How Goldman Sachs built persona tagging using Apache Flink on Amazon EMR

The Global Investment Research (GIR) division at Goldman Sachs is responsible for providing research and insights to the firm’s clients in the equity, fixed income, currency, and commodities markets. One of the long-standing goals of the GIR team is to deliver a personalized experience and relevant research content to their research users. Previously, in order to customize the user experience for their various types of clients, GIR offered a few distinct editions of their research site that were provided to users based on broad criteria. However, GIR did not have any way to create a personally curated content flow at the individual user level. To provide this functionality, GIR wanted to implement a system to actively filter the content that is recommended to their users on a per-user basis, keyed on characteristics such as the user’s job title or working region. Having this kind of system in place would both improve the user experience and simplify the workflows of GIR’s research users, by reducing the amount of time and effort required to find the research content that they need.

The first step towards achieving this is to directly classify GIR’s research users based on their profiles and readership. To that end, GIR created a system to tag users with personas. Each persona represents a type or classification that individual users can be tagged with, based on certain criteria. For example, GIR has a series of personas for classifying a user’s job title, and a user tagged with the “Chief Investment Officer” persona will have different research content highlighted and have a different site experience compared to one that is tagged with the “Corporate Treasurer” persona. This persona-tagging system can both efficiently carry out the data operations required for tagging users, as well as have new personas created as needed to fit use cases as they emerge.

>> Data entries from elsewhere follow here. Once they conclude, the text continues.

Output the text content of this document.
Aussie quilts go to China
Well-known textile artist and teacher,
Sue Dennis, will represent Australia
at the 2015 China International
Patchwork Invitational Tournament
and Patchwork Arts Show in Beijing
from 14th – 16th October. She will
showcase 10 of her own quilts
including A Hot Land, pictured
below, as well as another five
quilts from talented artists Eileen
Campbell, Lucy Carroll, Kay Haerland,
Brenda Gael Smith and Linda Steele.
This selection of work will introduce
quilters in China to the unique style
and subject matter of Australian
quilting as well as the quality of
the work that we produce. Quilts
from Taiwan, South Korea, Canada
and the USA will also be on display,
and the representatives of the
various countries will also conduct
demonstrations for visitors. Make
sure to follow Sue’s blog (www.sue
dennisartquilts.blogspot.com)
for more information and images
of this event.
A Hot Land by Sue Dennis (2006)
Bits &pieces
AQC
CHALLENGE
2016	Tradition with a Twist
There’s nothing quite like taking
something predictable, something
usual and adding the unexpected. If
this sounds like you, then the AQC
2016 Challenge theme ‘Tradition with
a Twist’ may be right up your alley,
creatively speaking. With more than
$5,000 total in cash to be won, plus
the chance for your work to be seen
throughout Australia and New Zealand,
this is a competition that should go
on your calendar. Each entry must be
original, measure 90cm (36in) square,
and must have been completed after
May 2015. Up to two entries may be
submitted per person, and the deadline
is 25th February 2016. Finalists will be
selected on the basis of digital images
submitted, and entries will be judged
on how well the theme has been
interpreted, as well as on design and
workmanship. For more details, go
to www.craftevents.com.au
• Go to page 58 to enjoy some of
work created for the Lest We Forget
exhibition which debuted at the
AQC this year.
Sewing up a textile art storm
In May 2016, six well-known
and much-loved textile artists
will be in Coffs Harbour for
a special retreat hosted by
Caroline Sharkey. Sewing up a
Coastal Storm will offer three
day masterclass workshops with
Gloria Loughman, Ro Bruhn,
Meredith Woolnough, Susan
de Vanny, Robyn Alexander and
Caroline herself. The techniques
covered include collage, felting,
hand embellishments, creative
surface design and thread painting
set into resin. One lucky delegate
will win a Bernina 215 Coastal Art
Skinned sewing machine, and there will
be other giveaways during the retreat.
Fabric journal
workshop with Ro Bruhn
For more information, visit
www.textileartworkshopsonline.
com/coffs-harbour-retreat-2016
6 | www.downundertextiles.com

In this post, we look at how GIR implemented this system using Amazon EMR.

Challenge

Given the number of contacts (i.e., millions) and the growing number of publications maintained in GIR’s research data store, creating a system for classifying users and recommending content is a scalability challenge. A newly created persona could potentially apply to almost every contact, in which case a tagging operation would need to be performed on several million data entries. In general, the number of contacts, the complexity of the data stored per contact, and the amount of criteria for personalization can only increase. To future-proof their workflow, GIR needed to ensure that their solution could handle the processing of large amounts of data as an expected and frequent case.

GIR’s business goal is to support two kinds of workflows for classification criteria: ad hoc and ongoing. An ad hoc criteria causes users that currently fit the defining criteria condition to immediately get tagged with the required persona, and is meant to facilitate the one-time tagging of specific contacts. On the other hand, an ongoing criteria is a continuous process that automatically tags users with a persona if a change to their attributes causes them to fit the criteria condition. The following diagram illustrates the desired personalization flow:

In the rest of this post, we focus on the design and implementation of GIR’s ad hoc workflow.

Apache Flink on Amazon EMR

To meet GIR’s scalability demands, they determined that Amazon EMR was the best fit for their use case, being a managed big data platform meant for processing large amounts of data using open source technologies such as Apache Flink. Although GIR evaluated a few other options that addressed their scalability concerns (such as AWS Glue), GIR chose Amazon EMR for its ease of integration into their existing systems and possibility to be adapted for both batch and streaming workflows.

Apache Flink is an open source big data distributed stream and batch processing engine that efficiently processes data from continuous events. Flink offers exactly-once guarantees, high throughput and low latency, and is suited for handling massive data streams. Also, Flink provides many easy-to-use APIs and mitigates the need for the programmer to worry about failures. However, building and maintaining a pipeline based on Flink comes with operational overhead and requires considerable expertise, in addition to provisioning physical resources.

Amazon EMR empowers users to create, operate, and scale big data environments such as Apache Flink quickly and cost-effectively. We can optimize costs by using Amazon EMR managed scaling to automatically increase or decrease the cluster nodes based on workload. In GIR’s use case, their users need to be able to trigger persona-tagging operations at any time, and require a predictable completion time for their jobs. For this, GIR decided to launch a long-running cluster, which allows multiple Flink jobs to be submitted simultaneously to the same cluster.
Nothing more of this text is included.